“Marcos” was 12 when he started cutting Christmas trees in North Carolina. He sometimes skipped school, he told me, wielded a chainsaw and breathed pesticides. Summers he harvested tomatoes and cut strawberry roots. No one ever asked him how old he was: “You just come if you can work.”
Hundreds of thousands of children like Marcos are working for hire on farms across the United States—weeding, harvesting, and packing our fruits and vegetables, as well as cotton, tobacco and other crops. Because of an exception in federal law, they can work for hire at far younger ages, for far longer hours, and in far more hazardous conditions than all other working children.
Farmworker children typically start at age 11 or 12, working 10 or more hours a day during summers and weekends, and sometimes on school days. Many start earlier, though—some told me they started as young as 7. The long hours take a real toll on their education. Young farmworkers drop out of school at four times the national rate.
U.S. child labor laws, which date to America’s more rural era, contain a dangerous double-standard. Outside of agriculture, children must be at least 14 to work. Even then the jobs they can perform and their hours are tightly restricted. But there is no minimum age for work on small farms with parental permission, and children 12 and up may work for hire on any farm. School hours are off-limits, but otherwise there are no restrictions on how many hours they can work.
Child farmworkers die on the job more often than children in any other occupation. And federal law allows children in agriculture to do jobs at 16 that are prohibited as too "hazardous" for anyone below age 18 in other sectors.
This legal loophole isn’t just bad for children, it is also discriminatory. Such weak labor protections fall overwhelmingly on Hispanic workers, about 80 percent of hired crop workers.
Poverty often presses farmworker children to work. But the U.S. government doesn’t sacrifice the health and education of poor children in other industries.
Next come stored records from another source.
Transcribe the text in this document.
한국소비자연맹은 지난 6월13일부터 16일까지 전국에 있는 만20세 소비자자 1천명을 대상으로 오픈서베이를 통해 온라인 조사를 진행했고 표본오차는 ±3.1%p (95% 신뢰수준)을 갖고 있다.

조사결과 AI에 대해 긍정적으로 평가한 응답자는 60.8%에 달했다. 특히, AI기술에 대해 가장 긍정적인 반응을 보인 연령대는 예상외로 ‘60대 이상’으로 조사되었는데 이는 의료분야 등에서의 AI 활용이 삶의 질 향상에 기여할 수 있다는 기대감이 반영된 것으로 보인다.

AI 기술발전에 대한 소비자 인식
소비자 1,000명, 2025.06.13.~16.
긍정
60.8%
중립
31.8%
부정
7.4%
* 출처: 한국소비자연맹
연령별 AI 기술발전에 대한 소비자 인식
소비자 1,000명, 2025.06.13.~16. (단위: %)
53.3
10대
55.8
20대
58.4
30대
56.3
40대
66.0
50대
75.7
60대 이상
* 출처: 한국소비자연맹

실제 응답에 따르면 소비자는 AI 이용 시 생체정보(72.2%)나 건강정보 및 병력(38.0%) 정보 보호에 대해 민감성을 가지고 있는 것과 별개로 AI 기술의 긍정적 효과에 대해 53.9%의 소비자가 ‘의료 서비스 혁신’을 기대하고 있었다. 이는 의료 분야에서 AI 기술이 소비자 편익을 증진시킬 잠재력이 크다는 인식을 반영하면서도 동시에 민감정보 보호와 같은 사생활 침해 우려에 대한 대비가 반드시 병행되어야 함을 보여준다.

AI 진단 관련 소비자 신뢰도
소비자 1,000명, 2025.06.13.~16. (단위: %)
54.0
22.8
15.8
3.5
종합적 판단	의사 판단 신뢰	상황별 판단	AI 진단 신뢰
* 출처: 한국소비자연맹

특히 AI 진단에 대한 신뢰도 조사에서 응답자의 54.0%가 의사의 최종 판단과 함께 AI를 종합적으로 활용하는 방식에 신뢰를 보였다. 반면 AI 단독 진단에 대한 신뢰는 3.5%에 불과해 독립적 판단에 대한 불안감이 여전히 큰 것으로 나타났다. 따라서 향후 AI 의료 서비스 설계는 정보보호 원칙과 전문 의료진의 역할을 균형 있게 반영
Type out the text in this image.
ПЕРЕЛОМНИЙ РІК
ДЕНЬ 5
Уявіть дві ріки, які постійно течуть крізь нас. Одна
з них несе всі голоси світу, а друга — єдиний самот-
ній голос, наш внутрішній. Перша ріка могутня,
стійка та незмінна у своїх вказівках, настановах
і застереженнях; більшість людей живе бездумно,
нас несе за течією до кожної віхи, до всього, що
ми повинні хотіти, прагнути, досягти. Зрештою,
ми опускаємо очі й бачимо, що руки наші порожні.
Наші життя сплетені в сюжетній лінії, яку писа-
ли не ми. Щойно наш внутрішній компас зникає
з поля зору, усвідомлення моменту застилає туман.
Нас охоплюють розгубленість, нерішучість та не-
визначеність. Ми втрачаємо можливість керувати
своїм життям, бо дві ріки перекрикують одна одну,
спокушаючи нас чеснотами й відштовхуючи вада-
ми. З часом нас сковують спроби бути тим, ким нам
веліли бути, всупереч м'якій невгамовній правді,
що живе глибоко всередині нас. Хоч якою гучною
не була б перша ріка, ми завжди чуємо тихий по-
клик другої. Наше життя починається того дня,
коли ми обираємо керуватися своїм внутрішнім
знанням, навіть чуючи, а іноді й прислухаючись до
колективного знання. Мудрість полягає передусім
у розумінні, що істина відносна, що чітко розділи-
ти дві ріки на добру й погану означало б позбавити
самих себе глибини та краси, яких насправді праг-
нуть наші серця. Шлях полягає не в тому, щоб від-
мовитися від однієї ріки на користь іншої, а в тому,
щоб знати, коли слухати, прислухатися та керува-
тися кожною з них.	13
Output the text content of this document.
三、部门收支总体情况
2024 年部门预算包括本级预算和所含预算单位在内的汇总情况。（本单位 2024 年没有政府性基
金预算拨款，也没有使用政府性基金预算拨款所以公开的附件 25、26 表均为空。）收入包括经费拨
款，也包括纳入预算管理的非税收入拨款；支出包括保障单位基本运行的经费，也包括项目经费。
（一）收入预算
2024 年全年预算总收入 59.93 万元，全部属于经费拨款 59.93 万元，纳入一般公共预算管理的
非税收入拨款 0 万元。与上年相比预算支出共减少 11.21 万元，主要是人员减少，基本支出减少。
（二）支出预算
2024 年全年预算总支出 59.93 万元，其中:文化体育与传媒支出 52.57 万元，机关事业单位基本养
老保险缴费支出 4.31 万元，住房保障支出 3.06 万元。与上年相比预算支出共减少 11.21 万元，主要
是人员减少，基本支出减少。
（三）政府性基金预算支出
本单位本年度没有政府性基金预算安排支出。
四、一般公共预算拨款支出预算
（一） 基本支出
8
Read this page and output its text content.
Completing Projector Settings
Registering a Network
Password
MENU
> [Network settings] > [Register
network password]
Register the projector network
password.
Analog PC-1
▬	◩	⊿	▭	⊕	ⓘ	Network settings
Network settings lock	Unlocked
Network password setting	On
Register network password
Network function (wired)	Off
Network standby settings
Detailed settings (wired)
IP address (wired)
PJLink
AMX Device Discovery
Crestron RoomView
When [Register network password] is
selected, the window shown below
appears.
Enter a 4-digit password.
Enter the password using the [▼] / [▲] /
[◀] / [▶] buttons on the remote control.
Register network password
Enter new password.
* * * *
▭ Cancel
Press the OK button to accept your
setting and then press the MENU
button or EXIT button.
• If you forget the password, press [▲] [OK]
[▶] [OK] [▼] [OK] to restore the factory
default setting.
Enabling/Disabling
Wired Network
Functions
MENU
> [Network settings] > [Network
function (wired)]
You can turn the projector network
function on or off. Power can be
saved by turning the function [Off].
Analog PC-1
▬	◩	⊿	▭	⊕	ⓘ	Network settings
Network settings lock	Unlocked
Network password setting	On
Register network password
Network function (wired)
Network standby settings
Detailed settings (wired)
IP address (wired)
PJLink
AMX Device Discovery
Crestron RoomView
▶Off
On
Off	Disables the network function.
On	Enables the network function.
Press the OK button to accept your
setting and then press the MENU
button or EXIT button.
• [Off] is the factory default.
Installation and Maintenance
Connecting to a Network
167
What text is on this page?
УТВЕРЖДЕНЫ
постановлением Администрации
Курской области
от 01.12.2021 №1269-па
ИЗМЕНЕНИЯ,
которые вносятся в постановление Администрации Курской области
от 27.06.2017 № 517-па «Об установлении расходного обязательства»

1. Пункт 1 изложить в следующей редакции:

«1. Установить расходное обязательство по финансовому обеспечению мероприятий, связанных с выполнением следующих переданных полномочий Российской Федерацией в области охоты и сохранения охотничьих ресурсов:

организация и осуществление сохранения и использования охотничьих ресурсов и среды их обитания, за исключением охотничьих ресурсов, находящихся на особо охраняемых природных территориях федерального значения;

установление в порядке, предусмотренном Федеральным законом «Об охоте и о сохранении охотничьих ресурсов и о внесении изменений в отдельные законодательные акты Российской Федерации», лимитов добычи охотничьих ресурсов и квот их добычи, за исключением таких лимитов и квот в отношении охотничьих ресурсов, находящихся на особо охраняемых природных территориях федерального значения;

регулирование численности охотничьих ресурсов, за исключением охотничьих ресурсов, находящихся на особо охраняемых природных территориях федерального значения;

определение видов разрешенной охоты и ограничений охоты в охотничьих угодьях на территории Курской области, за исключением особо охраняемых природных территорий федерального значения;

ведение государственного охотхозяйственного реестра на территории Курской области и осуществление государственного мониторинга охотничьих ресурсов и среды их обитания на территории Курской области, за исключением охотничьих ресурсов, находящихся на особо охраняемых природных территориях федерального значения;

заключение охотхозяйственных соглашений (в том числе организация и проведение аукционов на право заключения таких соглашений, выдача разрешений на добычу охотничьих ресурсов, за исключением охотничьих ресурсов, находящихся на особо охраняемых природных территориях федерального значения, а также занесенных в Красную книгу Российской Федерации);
Several mothers have told me they later regretted sending their children to work—without a high school diploma their children were left with few options besides a lifetime of farmwork and the accompanying poverty. The fact that the work is legal presents it as a legitimate choice.
Some work can help teenagers develop discipline and skills, and contribute to their families’ and their own basic needs. But when children work for too long, at such young ages, in such dangerous jobs, their future is compromised. It’s time to close the loophole in federal law that endangers farmworker children by amending the U.S. Fair Labor Standards Act to apply the same protections to hired children in agriculture as already apply to all other working children.
“I really didn’t have a childhood and I don’t want [my own children] to go through what I did,” Marcos, then 17, told me. “You’re a kid only once. Once you get old you have to work.”